Plusieurs sondages réalisés entre 1989 et 1996 apportent des informations éclairantes sur la représentation que les Français ont du service public et de ses agents. Le service public a une image positive pour 63 % des Français, mais, en 1996, ils sont 68 % à dire qu'une réforme de l'État et des services publics est urgente (44 %) ou très urgente (24 %).

Les aspects positifs des services publics portent sur la compétence (69 %), les reproches sur le manque d'efficacité, de dynamisme, de capacité d'innovation. 59 % estiment que les services publics sont « déficitaires » et 44 % qu'ils sont « mal gérés ». Plus d'un Français sur deux pense que le service public ne traite pas les usagers de façon égalitaire, que ses efforts sont insuffisants en matière d'information, d'accueil, d'adaptation à la demande.

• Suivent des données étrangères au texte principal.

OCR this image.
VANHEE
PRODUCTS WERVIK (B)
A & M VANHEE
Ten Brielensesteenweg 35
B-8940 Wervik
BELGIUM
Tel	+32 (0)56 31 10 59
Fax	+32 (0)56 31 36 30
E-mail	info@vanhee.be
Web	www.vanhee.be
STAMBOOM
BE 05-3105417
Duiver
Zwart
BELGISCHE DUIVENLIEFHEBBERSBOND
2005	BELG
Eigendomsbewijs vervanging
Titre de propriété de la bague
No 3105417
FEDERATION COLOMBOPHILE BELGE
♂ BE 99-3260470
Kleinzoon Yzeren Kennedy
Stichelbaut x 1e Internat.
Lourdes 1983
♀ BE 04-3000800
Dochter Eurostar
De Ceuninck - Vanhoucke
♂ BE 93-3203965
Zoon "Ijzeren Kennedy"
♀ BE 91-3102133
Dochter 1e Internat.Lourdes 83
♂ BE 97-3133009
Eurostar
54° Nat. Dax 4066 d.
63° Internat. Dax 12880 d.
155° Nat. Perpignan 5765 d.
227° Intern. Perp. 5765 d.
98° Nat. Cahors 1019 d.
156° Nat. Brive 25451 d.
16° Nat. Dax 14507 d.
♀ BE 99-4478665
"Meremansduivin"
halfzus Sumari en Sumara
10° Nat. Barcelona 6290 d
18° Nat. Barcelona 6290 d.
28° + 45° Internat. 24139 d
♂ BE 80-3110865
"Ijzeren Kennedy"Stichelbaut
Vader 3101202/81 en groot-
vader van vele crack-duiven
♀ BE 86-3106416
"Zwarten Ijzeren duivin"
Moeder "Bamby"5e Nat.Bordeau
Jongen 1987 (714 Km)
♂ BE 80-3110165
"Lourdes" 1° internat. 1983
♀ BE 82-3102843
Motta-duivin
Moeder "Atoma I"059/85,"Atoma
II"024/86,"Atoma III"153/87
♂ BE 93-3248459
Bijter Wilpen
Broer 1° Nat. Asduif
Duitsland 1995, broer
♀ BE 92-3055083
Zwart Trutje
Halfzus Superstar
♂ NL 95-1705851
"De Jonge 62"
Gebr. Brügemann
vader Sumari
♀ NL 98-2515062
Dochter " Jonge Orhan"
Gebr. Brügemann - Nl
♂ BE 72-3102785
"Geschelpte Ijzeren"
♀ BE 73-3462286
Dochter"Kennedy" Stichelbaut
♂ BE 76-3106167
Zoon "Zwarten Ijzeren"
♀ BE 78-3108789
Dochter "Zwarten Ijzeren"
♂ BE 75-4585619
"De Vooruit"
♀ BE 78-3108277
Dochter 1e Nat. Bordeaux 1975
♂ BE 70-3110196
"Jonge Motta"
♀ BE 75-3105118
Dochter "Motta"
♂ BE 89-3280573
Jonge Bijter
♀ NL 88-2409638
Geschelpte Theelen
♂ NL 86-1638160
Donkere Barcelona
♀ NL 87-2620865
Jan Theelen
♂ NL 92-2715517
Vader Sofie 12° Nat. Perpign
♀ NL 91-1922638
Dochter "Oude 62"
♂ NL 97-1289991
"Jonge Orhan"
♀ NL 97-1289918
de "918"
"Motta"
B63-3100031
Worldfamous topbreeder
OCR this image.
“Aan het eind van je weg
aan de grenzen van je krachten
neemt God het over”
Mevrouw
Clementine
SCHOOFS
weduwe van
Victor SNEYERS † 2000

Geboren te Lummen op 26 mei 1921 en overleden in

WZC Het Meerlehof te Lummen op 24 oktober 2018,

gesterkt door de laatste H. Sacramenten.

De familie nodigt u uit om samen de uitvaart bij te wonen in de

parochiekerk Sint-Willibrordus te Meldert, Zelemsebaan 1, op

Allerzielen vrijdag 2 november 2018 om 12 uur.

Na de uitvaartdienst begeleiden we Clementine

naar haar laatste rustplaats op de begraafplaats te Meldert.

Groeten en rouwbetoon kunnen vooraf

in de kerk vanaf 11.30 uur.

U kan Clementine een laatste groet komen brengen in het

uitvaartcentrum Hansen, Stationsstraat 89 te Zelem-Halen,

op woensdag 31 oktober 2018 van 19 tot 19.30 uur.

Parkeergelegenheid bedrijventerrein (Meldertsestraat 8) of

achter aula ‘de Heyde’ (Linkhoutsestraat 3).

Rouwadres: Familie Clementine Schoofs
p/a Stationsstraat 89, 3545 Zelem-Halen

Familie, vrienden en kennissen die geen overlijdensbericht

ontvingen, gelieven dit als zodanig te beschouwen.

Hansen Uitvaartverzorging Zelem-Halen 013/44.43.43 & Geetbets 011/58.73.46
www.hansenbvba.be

C'est par ce constat contrasté qui induirait à lui seul la nécessité du changement pour le service public que Bertrand de Quatrebarbes introduit son livre. La réorganisation politique et économique mondiale et l'évolution de la société française rendent encore plus impérative et urgente une mutation que le service public aurait pu retarder si elle avait été engendrée par des motivations exclusivement fonctionnelles. Le service public est aujourd'hui au cur de tous les enjeux.

Une nécessaire adaptation

Les problèmes à résoudre sont nombreux : comment adapter les prestations aux besoins, en améliorer le niveau et la diffusion, modifier le comportement des fonctionnaires et des usagers dans un monde où les services publics sont de plus en plus en concurrence, concurrence entre l'intérêt général et l'intérêt privé, les différents budgets de l'État, la mise en oeuvre publique et privée des missions publiques ?

L'auteur pose d'emblée que les services publics ont des missions spécifiques, une responsabilité et une position originale : ils sont au service de l'intérêt général ce qui les distingue fondamentalement de l'entreprise privée même si celle-ci est au service de l'État et se développent autour de principes fondamentaux (égalité, neutralité, continuité) et de principes d'action (transparence et responsabilité, simplicité et accessibilité, participation et adaptation, confiance et fiabilité) 1.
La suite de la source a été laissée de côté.